Die unabhängige Onlinezeitung für Österreich

Regierung will Netzausbau bis 2040 um 4,1 Milliarden Euro billiger machen

Redaktionelle Szene zum Thema „Regierung will Netzausbau bis 2040 um 4,1 Milliarden Euro billiger machen“

Die Regierung will bis 2040 rund 4,1 Milliarden Euro beim Ausbau der Stromnetze einsparen. Dafür setzt sie auf Digitalisierung, bessere Planung und mehr Transparenz bei den Projekten. Gleichzeitig soll eine Reform der Zuständigkeiten im Energiesektor dafür sorgen, dass Genehmigungen und Verfahren schneller werden.

Hintergrund ist der Umbau des Energiesystems: Mit dem wachsenden Anteil von Wind- und Solarstrom müssen auch die Netze erweitert und verstärkt werden. Laut Energieministerium entfällt bereits heute mehr als ein Drittel der Stromkosten auf Netzgebühren. Gelingt es, den Netzausbau günstiger zu machen, könnte das auch den Druck auf die Strompreise dämpfen.

Digitalisierung und neue Planung

Im Zentrum der geplanten Einsparungen stehen effizientere Abläufe. Netzausbauprojekte sollen stärker koordiniert, Doppelgleisigkeiten vermieden und Investitionen frühzeitiger aufeinander abgestimmt werden.
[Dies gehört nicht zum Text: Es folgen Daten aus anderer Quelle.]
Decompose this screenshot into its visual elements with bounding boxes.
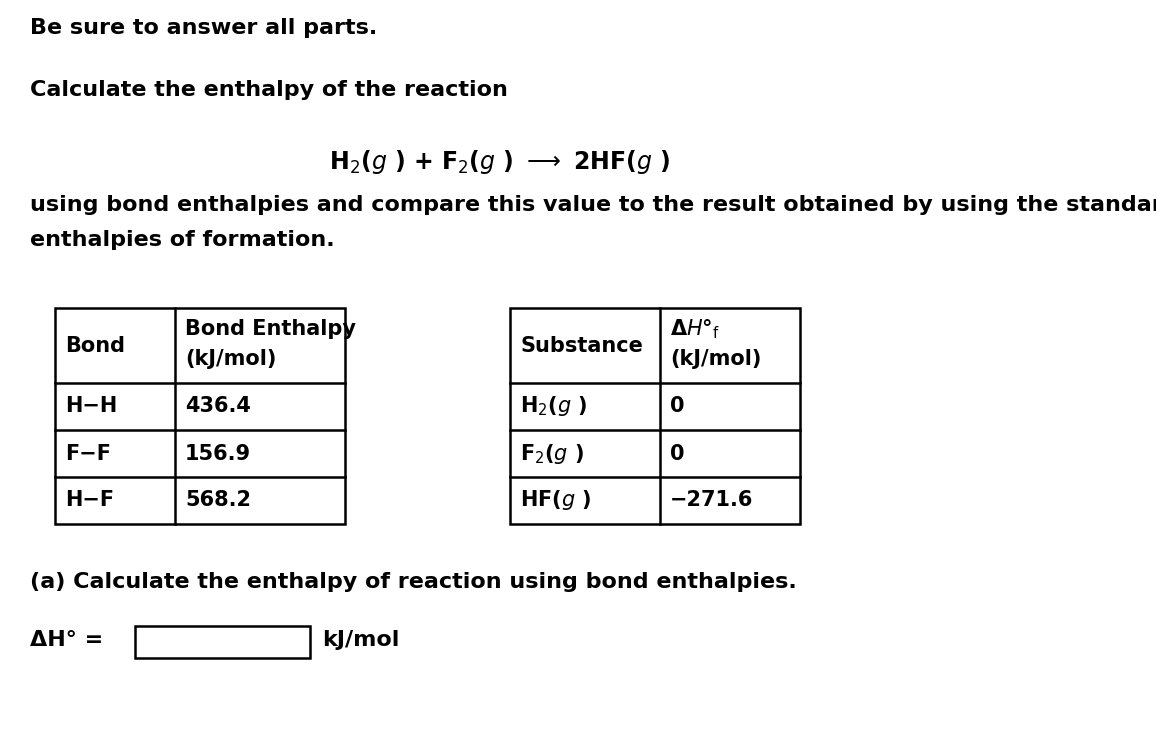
Bar (510, 308, 800, 524)
Text: Bond Enthalpy: Bond Enthalpy (185, 319, 356, 339)
Text: 0: 0 (670, 444, 684, 463)
Text: Calculate the enthalpy of the reaction: Calculate the enthalpy of the reaction (30, 80, 507, 100)
Bar (135, 626, 310, 658)
Text: HF($g$ ): HF($g$ ) (520, 489, 592, 513)
Text: F$_2$($g$ ): F$_2$($g$ ) (520, 442, 584, 466)
Text: Substance: Substance (520, 336, 643, 356)
Text: H$_2$($g$ ) + F$_2$($g$ ) $\longrightarrow$ 2HF($g$ ): H$_2$($g$ ) + F$_2$($g$ ) $\longrightarr… (329, 148, 670, 176)
Text: 0: 0 (670, 397, 684, 416)
Text: kJ/mol: kJ/mol (323, 630, 399, 650)
Text: H$_2$($g$ ): H$_2$($g$ ) (520, 395, 587, 419)
Text: −271.6: −271.6 (670, 491, 754, 510)
Text: using bond enthalpies and compare this value to the result obtained by using the: using bond enthalpies and compare this v… (30, 195, 1156, 215)
Bar (55, 308, 344, 524)
Text: ΔH° =: ΔH° = (30, 630, 103, 650)
Text: (a) Calculate the enthalpy of reaction using bond enthalpies.: (a) Calculate the enthalpy of reaction u… (30, 572, 796, 592)
Text: 568.2: 568.2 (185, 491, 251, 510)
Text: $\mathbf{\Delta}$$\mathit{H}$°$_\mathrm{f}$: $\mathbf{\Delta}$$\mathit{H}$°$_\mathrm{… (670, 317, 720, 341)
Text: F−F: F−F (65, 444, 111, 463)
Text: Bond: Bond (65, 336, 125, 356)
Text: (kJ/mol): (kJ/mol) (670, 349, 762, 369)
Text: enthalpies of formation.: enthalpies of formation. (30, 230, 334, 250)
Text: Be sure to answer all parts.: Be sure to answer all parts. (30, 18, 377, 38)
Text: 436.4: 436.4 (185, 397, 251, 416)
Text: H−H: H−H (65, 397, 117, 416)
Text: (kJ/mol): (kJ/mol) (185, 349, 276, 369)
Text: H−F: H−F (65, 491, 114, 510)
Text: 156.9: 156.9 (185, 444, 251, 463)
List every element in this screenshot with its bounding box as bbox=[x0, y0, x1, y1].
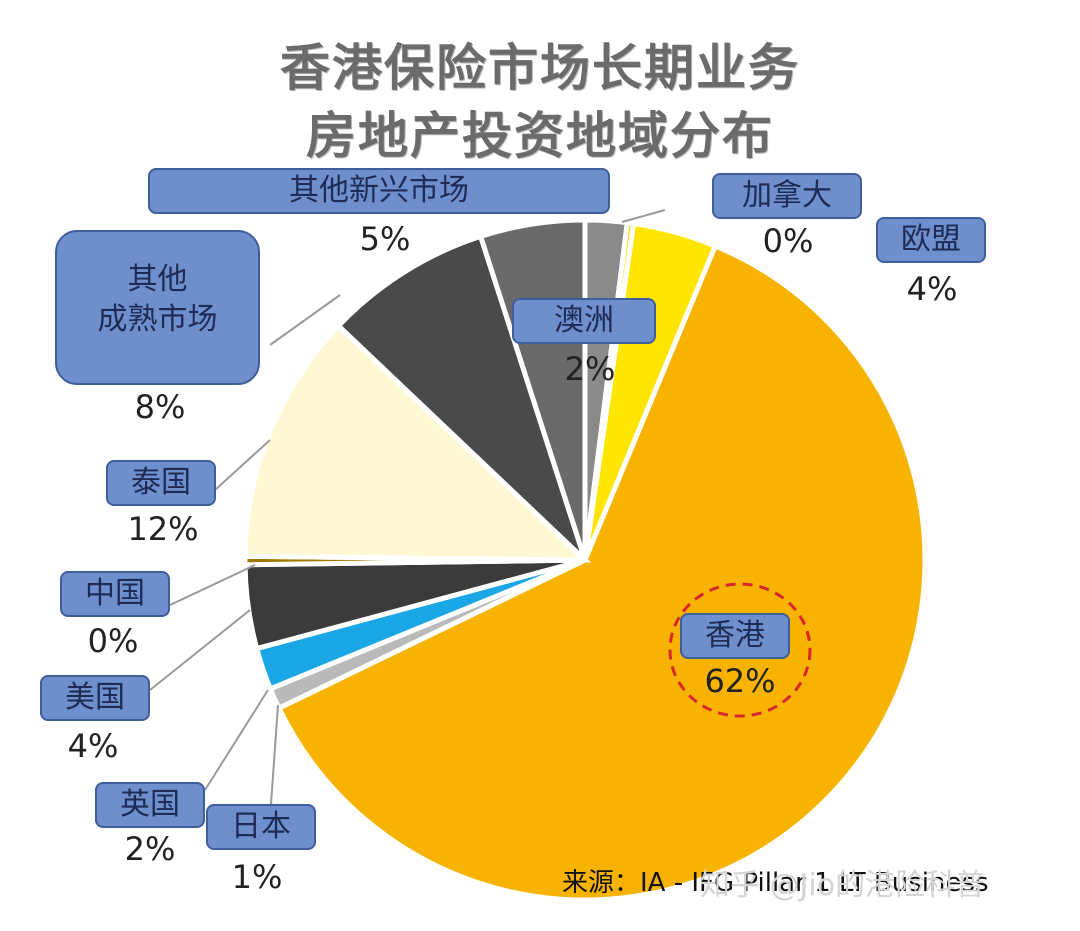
leader-line-4 bbox=[204, 689, 269, 791]
label-uk: 英国 bbox=[95, 782, 205, 828]
leader-line-1 bbox=[214, 439, 271, 491]
leader-line-6 bbox=[621, 209, 666, 223]
pct-hongkong: 62% bbox=[704, 662, 776, 700]
highlight-circle bbox=[668, 582, 812, 718]
label-australia: 澳洲 bbox=[512, 298, 656, 344]
label-china: 中国 bbox=[60, 571, 170, 617]
label-other-developed-text: 其他 成熟市场 bbox=[97, 262, 218, 337]
pct-australia: 2% bbox=[564, 350, 616, 388]
leader-line-5 bbox=[269, 704, 279, 819]
pie-slice-10 bbox=[582, 220, 719, 561]
leader-line-0 bbox=[269, 294, 341, 346]
label-japan: 日本 bbox=[206, 804, 316, 850]
pct-uk: 2% bbox=[124, 830, 176, 868]
pct-canada: 0% bbox=[762, 222, 814, 260]
label-other-developed: 其他 成熟市场 bbox=[55, 230, 260, 385]
chart-title-line2: 房地产投资地域分布 bbox=[306, 107, 774, 165]
label-other-emerging: 其他新兴市场 bbox=[148, 168, 610, 214]
label-canada: 加拿大 bbox=[712, 173, 862, 219]
pct-japan: 1% bbox=[231, 858, 283, 896]
chart-title-line1: 香港保险市场长期业务 bbox=[280, 39, 800, 97]
source-note: 来源：IA - IFG Pillar 1 LT Business bbox=[562, 868, 989, 898]
pie-slice-0 bbox=[275, 242, 928, 903]
leader-line-2 bbox=[169, 564, 256, 606]
pct-thailand: 12% bbox=[127, 510, 199, 548]
pct-eu: 4% bbox=[906, 270, 958, 308]
label-thailand: 泰国 bbox=[106, 460, 216, 506]
watermark: 知乎 @Jio的港险科普 bbox=[700, 868, 986, 903]
pie-slice-6 bbox=[334, 233, 588, 562]
pct-china: 0% bbox=[87, 622, 139, 660]
pct-other-emerging: 5% bbox=[359, 220, 411, 258]
label-hongkong: 香港 bbox=[680, 613, 790, 659]
leader-line-3 bbox=[149, 609, 251, 691]
pie-slice-5 bbox=[242, 322, 592, 563]
pct-us: 4% bbox=[67, 727, 119, 765]
label-us: 美国 bbox=[40, 675, 150, 721]
label-eu: 欧盟 bbox=[876, 217, 986, 263]
pct-other-developed: 8% bbox=[134, 388, 186, 426]
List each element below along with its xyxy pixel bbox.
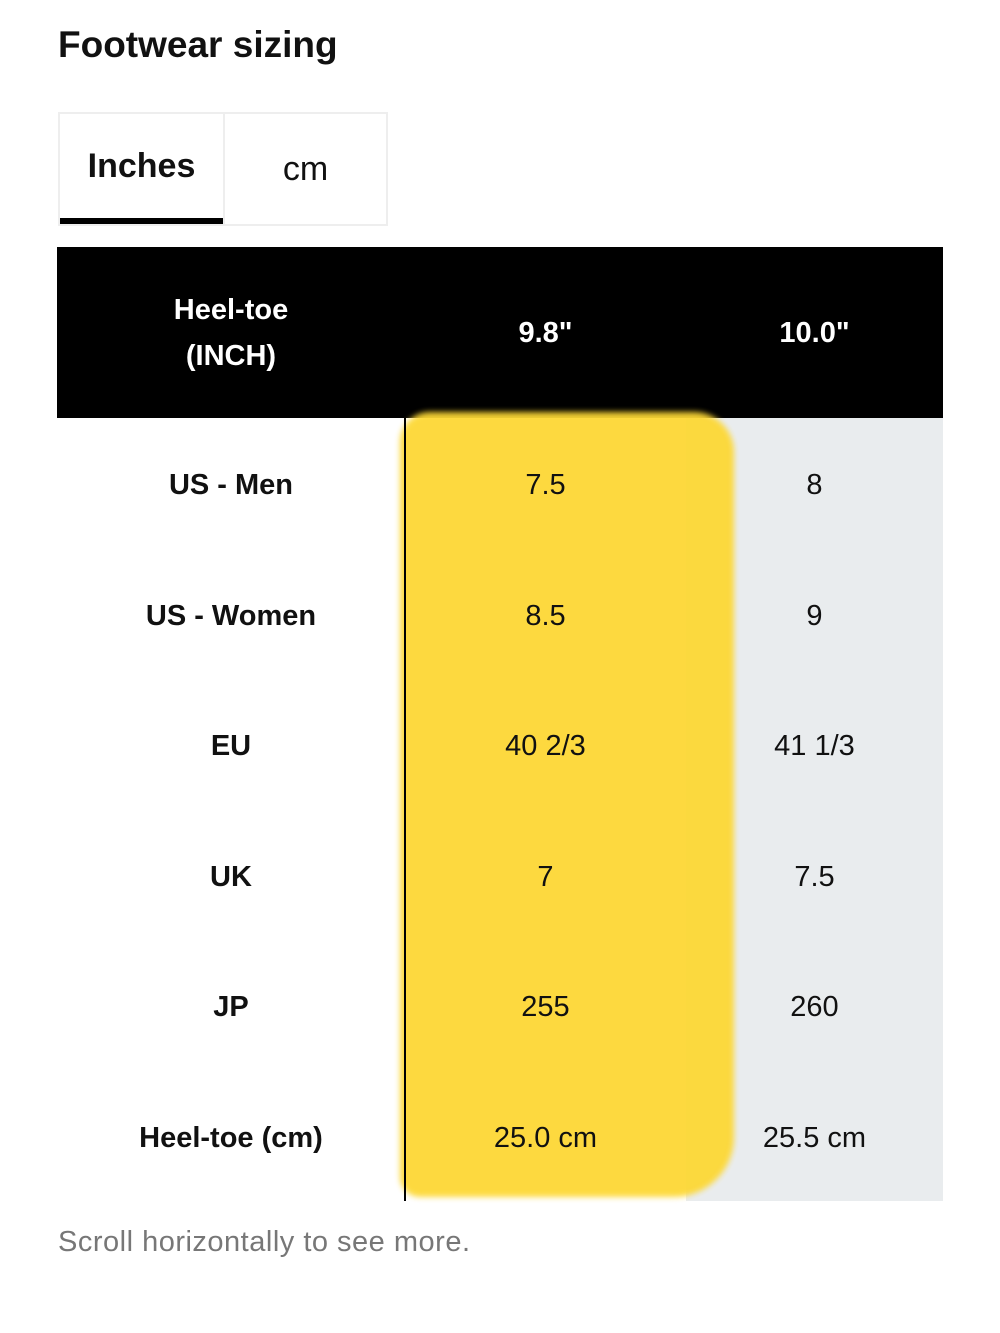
size-cell: 8	[806, 469, 823, 502]
size-cell: 7.5	[794, 860, 835, 893]
size-cell: 255	[521, 991, 570, 1024]
size-cell: 260	[790, 991, 839, 1024]
row-label: US - Women	[145, 599, 317, 632]
tab-cm[interactable]: cm	[223, 114, 386, 224]
page-title: Footwear sizing	[58, 24, 338, 65]
header-cell: 9.8"	[518, 316, 573, 349]
header-cell: Heel-toe (INCH)	[173, 293, 289, 372]
row-label: EU	[210, 730, 252, 763]
size-cell: 40 2/3	[505, 730, 586, 763]
column-divider	[404, 418, 406, 1201]
tab-inches[interactable]: Inches	[60, 114, 223, 224]
unit-tabs: Inches cm	[58, 112, 388, 226]
row-label: UK	[210, 860, 252, 893]
row-label: US - Men	[168, 469, 294, 502]
highlight	[400, 412, 734, 1197]
row-label: Heel-toe (cm)	[139, 1121, 323, 1154]
size-cell: 7.5	[525, 469, 566, 502]
header-cell: 10.0"	[779, 316, 850, 349]
size-cell: 8.5	[525, 599, 566, 632]
row-label: JP	[213, 991, 249, 1024]
footnote: Scroll horizontally to see more.	[58, 1226, 471, 1258]
size-cell: 25.5 cm	[762, 1121, 867, 1154]
size-cell: 7	[537, 860, 554, 893]
size-cell: 9	[806, 599, 823, 632]
table-header	[57, 247, 943, 418]
size-cell: 25.0 cm	[493, 1121, 598, 1154]
size-cell: 41 1/3	[774, 730, 855, 763]
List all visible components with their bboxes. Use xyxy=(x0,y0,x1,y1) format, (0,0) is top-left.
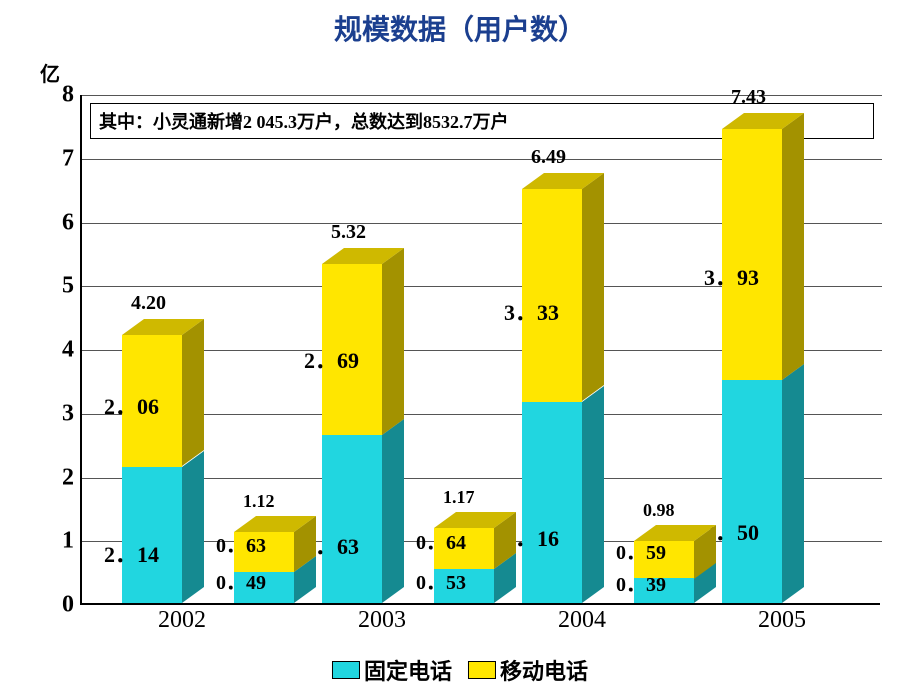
y-tick-label: 3 xyxy=(62,400,74,427)
value-label-mobile: 0．64 xyxy=(416,526,466,555)
annotation-text: 其中：小灵通新增2 045.3万户，总数达到8532.7万户 xyxy=(99,112,509,132)
value-label-mobile: 3．93 xyxy=(704,260,759,292)
bar-segment-fixed xyxy=(322,435,382,603)
bar-segment-mobile xyxy=(722,129,782,380)
total-label: 1.17 xyxy=(443,487,475,508)
legend: 固定电话 移动电话 xyxy=(332,654,588,686)
value-label-mobile: 3．33 xyxy=(504,295,559,327)
bar-segment-fixed xyxy=(722,380,782,603)
total-label: 5.32 xyxy=(331,221,366,244)
x-tick-label: 2002 xyxy=(158,607,206,634)
y-tick-label: 7 xyxy=(62,145,74,172)
legend-swatch-fixed xyxy=(332,661,360,679)
value-label-fixed: 0．53 xyxy=(416,566,466,595)
y-tick-label: 8 xyxy=(62,82,74,109)
legend-label-fixed: 固定电话 xyxy=(364,654,452,686)
value-label-mobile: 0．63 xyxy=(216,529,266,558)
chart-title: 规模数据（用户数） xyxy=(0,0,920,48)
x-tick-label: 2003 xyxy=(358,607,406,634)
chart-area: 其中：小灵通新增2 045.3万户，总数达到8532.7万户 012345678… xyxy=(80,95,880,605)
y-tick-label: 0 xyxy=(62,592,74,619)
legend-item-fixed: 固定电话 xyxy=(332,654,452,686)
total-label: 7.43 xyxy=(731,86,766,109)
bar-segment-fixed xyxy=(122,467,182,603)
y-axis-unit: 亿 xyxy=(40,58,60,87)
bar-side xyxy=(182,451,204,603)
y-tick-label: 2 xyxy=(62,464,74,491)
bar-side xyxy=(582,386,604,603)
bar-side xyxy=(582,173,604,401)
legend-label-mobile: 移动电话 xyxy=(500,654,588,686)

Die Reformpartnerschaft aus Bund, Ländern und Gemeinden will damit teure Verzögerungen und nachträgliche Anpassungen reduzieren.

Energiestaatssekretärin Elisabeth Zehetner (ÖVP) spricht in diesem Zusammenhang von der „größten Kompetenzentflechtung seit Bestehen der Verfassung“. Ein Jahr lang verhandelten die Gebietskörperschaften über die Grundzüge einer Staatsreform, die in den Bereichen Bildung, Gesundheit, Verwaltung und Energie Zuständigkeiten neu ordnen soll. Das Ziel: Verfahren vereinfachen und Entscheidungen beschleunigen.

Kontroverse um Energiegesetze

Politisch besonders umstritten ist ein anderer Punkt der Reform: Die Regierung will die bisher notwendige Zweidrittelmehrheit für Energiegesetze abschaffen. Damit würden künftige Änderungen im Energierecht leichter durchsetzbar. Kritiker sehen darin einen Eingriff in bestehende Machtbalancen zwischen Bund und Ländern, Befürworter verweisen auf den Reformbedarf angesichts der beschleunigten Energiewende.

Für die Stromkundinnen und Stromkunden ist die Debatte nicht nur institutionell, sondern auch finanziell relevant. Netzgebühren sind ein wesentlicher Bestandteil der Stromrechnung. Ob die geplanten Einsparungen tatsächlich in geringerem Tempo steigende Netzkosten und damit niedrigere Belastungen bringen, hängt nun davon ab, wie rasch die Reform umgesetzt wird und ob die neuen Verfahren in der Praxis funktionieren.